Research Institute for Signals, Systems and Computational Intelligence (sinc(i)), FICH-UNL, CONICET, Ciudad Universitaria UNL, Santa Fe 3000, Argentina.
Bioengineering and Bioinformatics Research and Development Institute (IBB), FI-UNER, CONICET, Entre Ríos 3100, Argentina.
Bioinformatics. 2021 Apr 5;36(24):5571-5581. doi: 10.1093/bioinformatics/btaa1002.
The Severe Acute Respiratory Syndrome-Coronavirus 2 (SARS-CoV-2) has recently emerged as the responsible for the pandemic outbreak of the coronavirus disease 2019. This virus is closely related to coronaviruses infecting bats and Malayan pangolins, species suspected to be an intermediate host in the passage to humans. Several genomic mutations affecting viral proteins have been identified, contributing to the understanding of the recent animal-to-human transmission. However, the capacity of SARS-CoV-2 to encode functional putative microRNAs (miRNAs) remains largely unexplored.

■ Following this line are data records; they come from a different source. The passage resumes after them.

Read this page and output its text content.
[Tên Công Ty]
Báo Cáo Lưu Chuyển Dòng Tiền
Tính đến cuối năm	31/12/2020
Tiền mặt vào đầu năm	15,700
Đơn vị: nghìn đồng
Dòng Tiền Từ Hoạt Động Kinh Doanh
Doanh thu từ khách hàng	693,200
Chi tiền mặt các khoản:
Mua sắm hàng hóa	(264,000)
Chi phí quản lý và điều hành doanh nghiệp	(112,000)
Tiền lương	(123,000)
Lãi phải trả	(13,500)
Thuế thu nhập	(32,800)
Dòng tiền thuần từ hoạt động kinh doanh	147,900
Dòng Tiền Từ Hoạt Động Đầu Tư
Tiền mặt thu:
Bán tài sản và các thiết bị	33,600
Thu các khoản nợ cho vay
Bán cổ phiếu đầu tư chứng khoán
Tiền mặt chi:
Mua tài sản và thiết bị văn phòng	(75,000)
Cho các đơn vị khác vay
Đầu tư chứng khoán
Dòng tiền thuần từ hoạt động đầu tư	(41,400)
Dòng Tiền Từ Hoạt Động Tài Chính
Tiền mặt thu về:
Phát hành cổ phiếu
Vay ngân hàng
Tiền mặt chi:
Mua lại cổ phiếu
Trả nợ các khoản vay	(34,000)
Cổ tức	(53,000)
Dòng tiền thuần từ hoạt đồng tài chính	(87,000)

We have used deep learning to discover 12 candidate stem-loop structures hidden in the viral protein-coding genome. Among the precursors, the expression of eight mature miRNAs-like sequences was confirmed in small RNA-seq data from SARS-CoV-2 infected human cells. Predicted miRNAs are likely to target a subset of human genes of which 109 are transcriptionally deregulated upon infection. Remarkably, 28 of those genes potentially targeted by SARS-CoV-2 miRNAs are down-regulated in infected human cells. Interestingly, most of them have been related to respiratory diseases and viral infection, including several afflictions previously associated with SARS-CoV-1 and SARS-CoV-2. The comparison of SARS-CoV-2 pre-miRNA sequences with those from bat and pangolin coronaviruses suggests that single nucleotide mutations could have helped its progenitors jumping inter-species boundaries, allowing the gain of novel mature miRNAs targeting human mRNAs. Our results suggest that the recent acquisition of novel miRNAs-like sequences in the SARS-CoV-2 genome may have contributed to modulate the transcriptional reprograming of the new host upon infection.
https://github.com/sinc-lab/sarscov2-mirna-discovery.
Supplementary data are available at Bioinformatics online.
严重急性呼吸系统综合症冠状病毒 2(SARS-CoV-2)最近成为导致 2019 年冠状病毒病大流行的罪魁祸首。这种病毒与感染蝙蝠和马来亚穿山甲的冠状病毒密切相关,这两种动物被怀疑是病毒传播到人类的中间宿主。已经鉴定出几种影响病毒蛋白的基因组突变,有助于了解最近的动物向人类传播。然而,SARS-CoV-2 编码功能性假定微小 RNA(miRNA)的能力在很大程度上仍未得到探索。
我们使用深度学习技术在病毒蛋白编码基因组中发现了 12 个候选茎环结构。在这些前体中,在感染 SARS-CoV-2 的人类细胞的小 RNA-seq 数据中证实了 8 个成熟 miRNA 样序列的表达。预测的 miRNA 可能靶向人类基因的一部分,其中 109 个在感染时转录失调。值得注意的是,这些基因中有 28 个可能被 SARS-CoV-2 miRNAs 靶向,在感染的人类细胞中下调。有趣的是,其中大多数与呼吸疾病和病毒感染有关,包括与 SARS-CoV-1 和 SARS-CoV-2 相关的几种疾病。SARS-CoV-2 前 miRNA 序列与蝙蝠和穿山甲冠状病毒的序列进行比较表明,单核苷酸突变可能帮助其前体跨越种间界限,获得针对人类 mRNA 的新成熟 miRNA。我们的研究结果表明,SARS-CoV-2 基因组中新获得的类似 miRNA 序列可能有助于调节感染后新宿主的转录重编程。
https://github.com/sinc-lab/sarscov2-mirna-discovery。
补充数据可在生物信息学在线获得。